(ハッピーアワー)
2015
Réalisé par: Ryusuke Hamaguchi
Avec: Rira Kawamura, Sachie Tanaka, Hazuki Kikuchi, Maiko Mihara
Film vu par nos propres moyens
Alors qu’il n’a que 37 ans en 2015, le réalisateur Ryusuke Hamaguchi confirme l’audace et l’exigence propres à son cinéma. Plus qu’un simple metteur en scène, l’artiste est un expérimentateur du septième art, un théoricien pointu de l’âme humaine qui s’affranchit des conventions du milieu pour tisser sa longue analyse de la société japonaise, et des êtres qui la peuple. Si en 2008, son premier long métrage, PASSION, avait esquisser quelques thèmes voués à devenir fétiches pour Ryusuke Hamaguchi, et lui avait conférer une certaine aura auprès de la critique, en 2012, Intimacies avait lui affirmer la volonté de se défaire des limitations habituelles du cinéma. Courant sur plus de 4 heures, le long métrage étalait une poésie lancinante et planante, réclamant de son spectateur une implication émotionnelle soutenue, loin des standards habituels. Les œuvres de Ryusuke Hamaguchi ne sont pas pensées pour rentrer dans les moules de l’industrie, mais se révèlent être en vérité des installations artistiques uniques qui lui permettent de devenir alors membre du KIITO, le centre créatif de Kobe qui réunit de multiples personnalités dans toutes les disciplines. Ainsi, après quelques moyens métrages et un passage du côté du cinéma documentaire, le réalisateur renoue avec sa lente grammaire à l’occasion de Senses, qui reste à ce jour le film le japonais le plus long de l’Histoire, du haut de ses 5 heures. De quoi plonger le public dans une expérience unique: durant toute la durée de son oeuvre, Ryusuke Hamaguchi ne demande pas à son audience d’assister passivement aux événements qu’il expose à l’écran, sous peine de passer à côté de son message, mais de vivre un temps conséquent en compagnie de ses 4 égéries, de faire partie de leur groupe d’amies pour en ressortir transformé et à jamais marqué. Senses est davantage qu’un long métrage, il est un partage cinématographique.

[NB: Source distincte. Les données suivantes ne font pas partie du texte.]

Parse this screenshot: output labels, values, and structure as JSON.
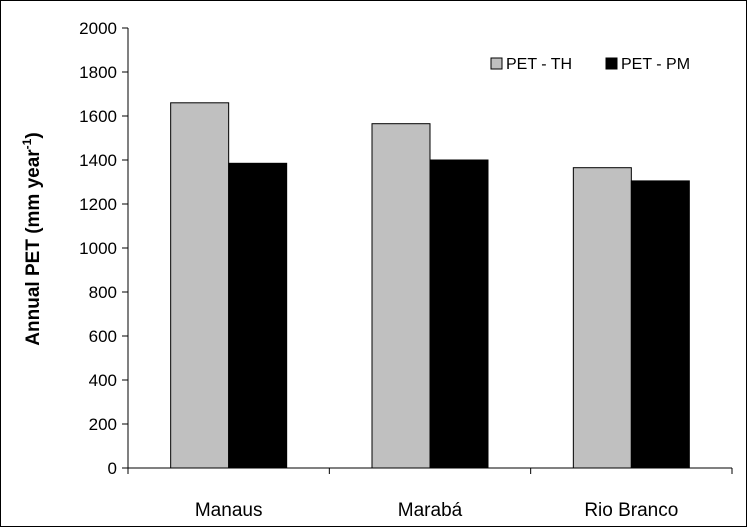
{
  "chart_data": {
    "type": "bar",
    "title": "",
    "xlabel": "",
    "ylabel": "Annual PET (mm year",
    "ylabel_superscript": "-1",
    "ylabel_suffix": ")",
    "ylim": [
      0,
      2000
    ],
    "yticks": [
      0,
      200,
      400,
      600,
      800,
      1000,
      1200,
      1400,
      1600,
      1800,
      2000
    ],
    "categories": [
      "Manaus",
      "Marabá",
      "Rio Branco"
    ],
    "series": [
      {
        "name": "PET - TH",
        "values": [
          1660,
          1565,
          1365
        ],
        "color": "#c0c0c0"
      },
      {
        "name": "PET - PM",
        "values": [
          1385,
          1400,
          1305
        ],
        "color": "#000000"
      }
    ],
    "grid": false,
    "legend_position": "top-right"
  }
}
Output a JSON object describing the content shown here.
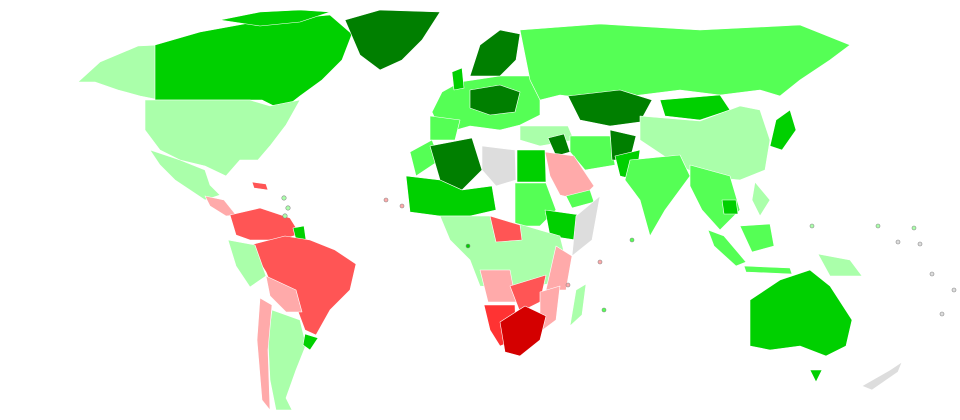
{
  "map": {
    "type": "choropleth-world",
    "palette": {
      "dark-green": "#007f00",
      "green": "#00d000",
      "light-green": "#55ff55",
      "pale-green": "#aaffaa",
      "pale-red": "#ffaaaa",
      "red": "#ff5555",
      "bright-red": "#ff3333",
      "dark-red": "#d40000",
      "no-data": "#dddddd"
    },
    "ocean_color": "#ffffff",
    "border_color": "#ffffff"
  }
}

À l’instar de ses précédentes propositions, Ryusuke Hamaguchi met en scène des personnage proches de lui, eux aussi dans la trentaine, et eux aussi habitants de Kobe. Akari, Sakurako, Fumi et Jun (respectivement jouées par Sachie Tanaka, Hazuki Kikuchi, Maiko Mihara et Rira Kawamura) sont 4 amies solidement unies, vivant au gré de leurs réunions régulières. Cependant, chacune d’entre elles fait face à un quotidien qui l’oppresse: si Akari est une célibataire endurçie, les 3 autres complices sont prisonières de mariages dans lesquels elle ne s’épanouissent pas, se pliant au désiratat de leurs époux. Le jour où Jun avoue à ses camarades qu’elle est actuellement en pleine procédure de divorce, le petit groupe est secoué, et chacune plonge dans une profonde remise en cause.
Pour tutoyer l’essentiel, caresser la substance profonde de l’être humain, Senses met totalement à nue ses personnages féminins. Si 5 heures de temps semblent à l’évidence un investissement conséquent pour le spectateur, la douceur de Ryusuke Hamaguchi dans le déshabillage moral des 4 amies exige une telle installation. Le cinéaste décompose le petit groupe par touches subtiles successives, jusqu’à parvenir brillamment au choc de sentiments savamment préparé, dans ses ultimes minutes. Ce que le long métrage réclame, il le récompense par une lente montée en régime émotionnelle. Le langage filmique de Senses est essentiellement composé de silences et de non dits. La psyché des 4 protagonistes ne se livre pas par la parole, mais se lit sur leurs visages taiseux, et sur la moindre nuance dans leur expression. L’œuvre invite à se défaire du verbe pour voir au-delà des apparences, s’immiscer dans le cœur tourmenté de ses personnages.
Ryusuke Hamaguchi casse toutefois ce dogme à une reprise, pour démontrer par le dialogue que les mots ne suffisent justement pas à cerner pleinement les contradictions de l’être: alors qu’elle est à la barre dans le tribunal qui statue sur son divorce, Jun convie ses camarades à l’audience. Harcelée de questions par l’avocat de son mari, la jeune femme se décompose alors que sa vie est étalée froidement. Au terme de son témoignage, le juge, filmé avec ampleur, affirme lui-même le paradoxe propres aux âmes chahutées. Il comprend pourquoi Jun souhaite le divorce, mais rien dans les faits ne lui permet de l’accorder. La vérité n’est pas dans les événements, mais dans la pensée, et la société ne l’admet pas.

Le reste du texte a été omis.